Difficult to tell without the train loop. But seeing from the code, you should use Softmax instead of sigmoid. Sigmoid is for binary classification (it will split the output into 1 if val > 0.5 and 0 otherwise).

I agree with you for not using sigmoid.

I have since changed the code. Coming from Keras, I’m used to putting activations as part of the main model. Since the loss function used in YOLO is a combination of multiple things, with classification objective and regression objectives, I should not have used a sigmoid layer on the network. Instead, I have removed the sigmoid, and applied different activations for different parts of the output.
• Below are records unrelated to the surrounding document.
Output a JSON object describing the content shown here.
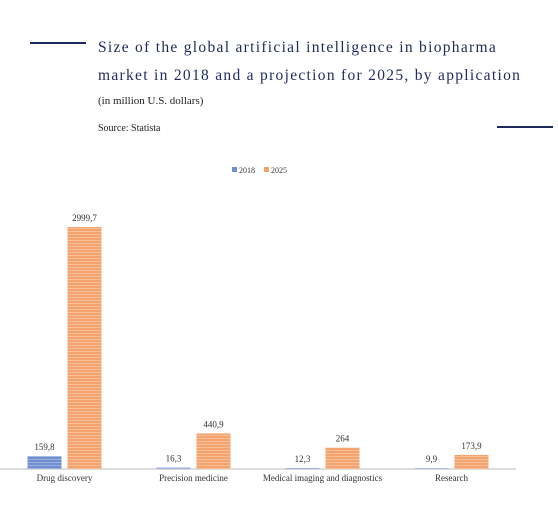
{
  "chart_data": {
    "type": "bar",
    "title": "Size of the global artificial intelligence in biopharma market in 2018 and a projection for 2025, by application",
    "subtitle": "(in million U.S. dollars)",
    "source": "Source: Statista",
    "categories": [
      "Drug discovery",
      "Precision medicine",
      "Medical imaging and diagnostics",
      "Research"
    ],
    "series": [
      {
        "name": "2018",
        "color": "#6f8fd0",
        "values": [
          159.8,
          16.3,
          12.3,
          9.9
        ],
        "value_labels": [
          "159,8",
          "16,3",
          "12,3",
          "9,9"
        ]
      },
      {
        "name": "2025",
        "color": "#f4a36c",
        "values": [
          2999.7,
          440.9,
          264,
          173.9
        ],
        "value_labels": [
          "2999,7",
          "440,9",
          "264",
          "173,9"
        ]
      }
    ],
    "legend": "top"
  }
}
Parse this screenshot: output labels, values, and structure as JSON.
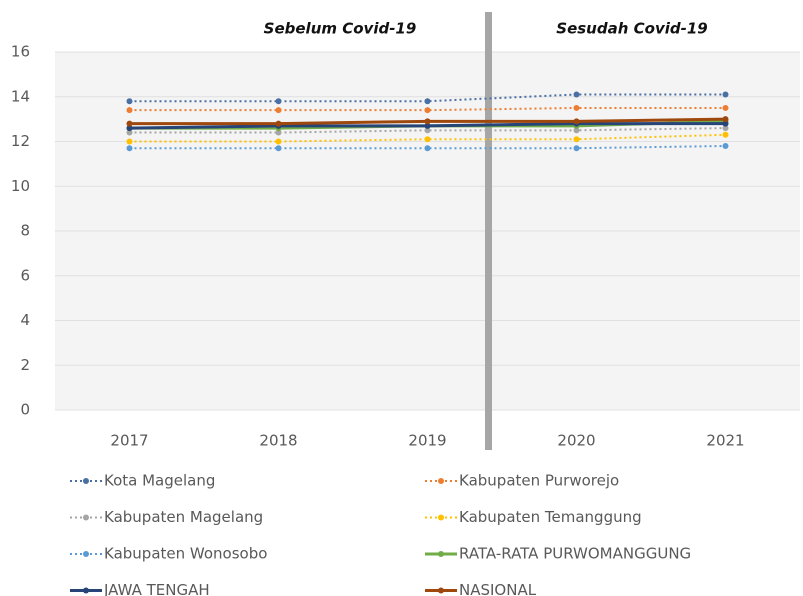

I am now using a different model comprising of vgg16 and some additional layers after that. I don’t get the same output with different inputs anymore. I will try to investigate more on why the YOLO model futhermore.

And Kushaj, thanks for the quick reply. Really appreciate it.